Der Ursprung dieser Gegenkraft ist jene Kraft, die Atome und Moleküle der Oberfläche zusammenhält. Dabei handelt es sich um die elektrische Kraft, wie du im Kapitel über chemische Bindungen erfahren wirst. Erhöhst du deine Kraft über die Festigkeit des Materials hinaus, bricht das Material. In diesem Moment verschwindet sofort deine Kraft, als auch die Gegenkraft der Oberfläche (4.6, c).

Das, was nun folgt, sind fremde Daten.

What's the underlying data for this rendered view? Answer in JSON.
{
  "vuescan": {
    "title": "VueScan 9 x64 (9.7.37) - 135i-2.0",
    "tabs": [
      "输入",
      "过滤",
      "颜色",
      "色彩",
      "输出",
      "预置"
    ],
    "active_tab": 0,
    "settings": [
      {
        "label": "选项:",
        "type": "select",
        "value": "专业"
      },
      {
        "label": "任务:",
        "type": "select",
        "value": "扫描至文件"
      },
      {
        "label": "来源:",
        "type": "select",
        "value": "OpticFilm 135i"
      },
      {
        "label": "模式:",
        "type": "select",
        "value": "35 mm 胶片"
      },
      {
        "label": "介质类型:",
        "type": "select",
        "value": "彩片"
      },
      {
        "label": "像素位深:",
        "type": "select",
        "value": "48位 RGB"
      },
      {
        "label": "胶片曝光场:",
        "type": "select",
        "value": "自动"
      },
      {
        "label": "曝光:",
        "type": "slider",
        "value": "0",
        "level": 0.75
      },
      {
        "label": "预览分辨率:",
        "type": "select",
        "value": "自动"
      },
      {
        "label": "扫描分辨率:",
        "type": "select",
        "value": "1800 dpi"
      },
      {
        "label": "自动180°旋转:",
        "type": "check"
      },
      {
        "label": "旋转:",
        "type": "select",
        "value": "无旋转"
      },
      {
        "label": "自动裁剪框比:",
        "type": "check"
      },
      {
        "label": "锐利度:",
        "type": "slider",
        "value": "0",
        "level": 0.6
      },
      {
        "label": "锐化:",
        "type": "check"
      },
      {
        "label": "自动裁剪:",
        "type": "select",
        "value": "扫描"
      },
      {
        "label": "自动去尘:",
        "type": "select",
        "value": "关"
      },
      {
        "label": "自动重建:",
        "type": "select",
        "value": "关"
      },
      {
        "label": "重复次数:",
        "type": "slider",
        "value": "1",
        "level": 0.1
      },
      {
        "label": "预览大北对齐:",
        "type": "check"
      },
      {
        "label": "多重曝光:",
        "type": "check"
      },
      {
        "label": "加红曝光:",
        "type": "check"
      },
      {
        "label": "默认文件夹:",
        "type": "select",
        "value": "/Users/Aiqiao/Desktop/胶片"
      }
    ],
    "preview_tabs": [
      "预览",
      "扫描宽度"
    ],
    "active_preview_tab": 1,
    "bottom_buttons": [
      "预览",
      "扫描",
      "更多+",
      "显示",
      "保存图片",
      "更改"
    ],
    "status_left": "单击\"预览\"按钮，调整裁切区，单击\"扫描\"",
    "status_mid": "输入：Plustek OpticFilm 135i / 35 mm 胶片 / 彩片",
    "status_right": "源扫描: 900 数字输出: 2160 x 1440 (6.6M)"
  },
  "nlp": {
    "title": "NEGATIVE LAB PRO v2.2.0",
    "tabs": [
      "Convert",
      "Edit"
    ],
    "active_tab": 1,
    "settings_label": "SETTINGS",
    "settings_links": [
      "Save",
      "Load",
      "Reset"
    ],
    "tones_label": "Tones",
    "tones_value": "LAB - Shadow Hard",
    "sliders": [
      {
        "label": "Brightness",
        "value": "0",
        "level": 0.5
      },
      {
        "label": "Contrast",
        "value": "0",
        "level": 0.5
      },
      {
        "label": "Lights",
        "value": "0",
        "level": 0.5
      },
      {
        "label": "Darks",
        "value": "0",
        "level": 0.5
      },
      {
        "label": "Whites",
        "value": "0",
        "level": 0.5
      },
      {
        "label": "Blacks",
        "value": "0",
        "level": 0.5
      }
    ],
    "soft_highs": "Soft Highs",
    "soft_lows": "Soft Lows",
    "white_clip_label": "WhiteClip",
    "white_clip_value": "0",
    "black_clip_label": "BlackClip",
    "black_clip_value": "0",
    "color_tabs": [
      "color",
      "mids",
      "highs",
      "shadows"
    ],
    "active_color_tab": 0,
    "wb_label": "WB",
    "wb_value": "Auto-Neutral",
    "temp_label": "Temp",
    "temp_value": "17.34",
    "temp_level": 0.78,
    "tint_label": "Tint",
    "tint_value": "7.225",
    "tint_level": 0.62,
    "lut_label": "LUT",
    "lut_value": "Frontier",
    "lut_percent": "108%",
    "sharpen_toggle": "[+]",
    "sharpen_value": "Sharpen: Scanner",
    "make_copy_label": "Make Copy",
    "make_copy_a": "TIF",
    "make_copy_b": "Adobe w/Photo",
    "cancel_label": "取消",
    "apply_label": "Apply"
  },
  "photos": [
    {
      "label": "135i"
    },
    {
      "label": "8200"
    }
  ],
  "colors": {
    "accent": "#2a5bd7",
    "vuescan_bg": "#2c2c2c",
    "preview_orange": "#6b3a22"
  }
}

Die Gegenkraft einer Oberfläche steht immer normal (im rechten Winkel) zu ihr. Sie wird daher auch als Normalkraft (engl. normal force) bezeichnet. Handelt es sich bei der Oberfläche um den Boden, wird diese Gegenkraft auch als Bodenkraft (engl. ground reaction force) bezeichnet.
Und wenn du nicht normal auf die Oberfläche drückst? In diesem Fall kommt es zu einer Normalkraft und zusätzlich zu einer Reibungskraft parallel zur Oberfläche, die du in einem späteren Kapitel noch kennenlernen wirst.
4.1.6 Einteilung von Kräften
Beobachtest du Kraftwirkungen im Alltag (Bild 4.7), wirst du feststellen, dass du zwei Arten von Kräften unterscheiden kannst:
Kontaktkräfte (engl. contact force): Zwei Körper müssen sich berühren, damit es zu einer Kraftwirkung kommt. Beispiel für Kontaktkräfte sind die Reibungskraft oder die Seilkraft.
Nicht-Kontakt-Kräfte (engl. non-contact force): Bei diesen Kräften können zwei Körper Kraft aufeinander ausüben, ohne direkten Kontakt. Beispiele sind die Schwerkraft oder die Kraft zwischen zwei Magneten.
Vermutlich hast du kein Problem mit der Vorstellung, wie die Kraftübertragung stattfindet, wenn zwei Körper einander direkt berühren. Aber wie sollen zwei Körper miteinander wechselwirken, wenn sie sich nicht berühren? Wenn Körper, die nicht in direktem Kontakt stehen, aufeinander Kräfte ausüben, wird das mithilfe des Feldmodells erklärt.
4.1.7 Die vier Grundkräfte
Die offensichtliche Einteilung von Kräften aus dem letzten Abschnitt ist eigentlich nicht korrekt. Denn auch alle Kontaktkräfte sind mikroskopisch betrachtet die Folge einer Nicht-Kontakt-Kraft, nämlich der elektrischen Kraft.
Auch wenn du in diesem Kapitel verschiedene Namen für Kräfte je nach Anwendungsbereich kennenlernen wirst (Reibungskraft, Seilkraft, Federkraft,…), hat sich über viele Jahrhunderte herausgestellt:
Alle Kräfte im Universum lassen sich auf vier Grundkräfte zurückführen. |
Von diesen vier Grundkräften (engl. fundamental forces) kannst du in deinem Alltag sogar nur die Wirkung der Schwerkraft und der elektromagnetischen Kraft direkt beobachten.
Die Auswirkungen der schwachen Wechselwirkung und der starken Wechselwirkung sind auf den subatomaren Bereich beschränkt und sind den meisten Menschen unbekannt. Der Cartoonist und Wissenschaftler Randall Munroe hat das so ausgedrückt (Bild 4.8).
Der Schwerkraft und der elektromagnetischen Kraft sind jeweils eigene Kapitel gewidmet. Mehr über die schwache und starke Wechselwirkung erfährst du im Kapitel über Kräfte aus quantenmechanischer Sicht am Ende dieses Buches.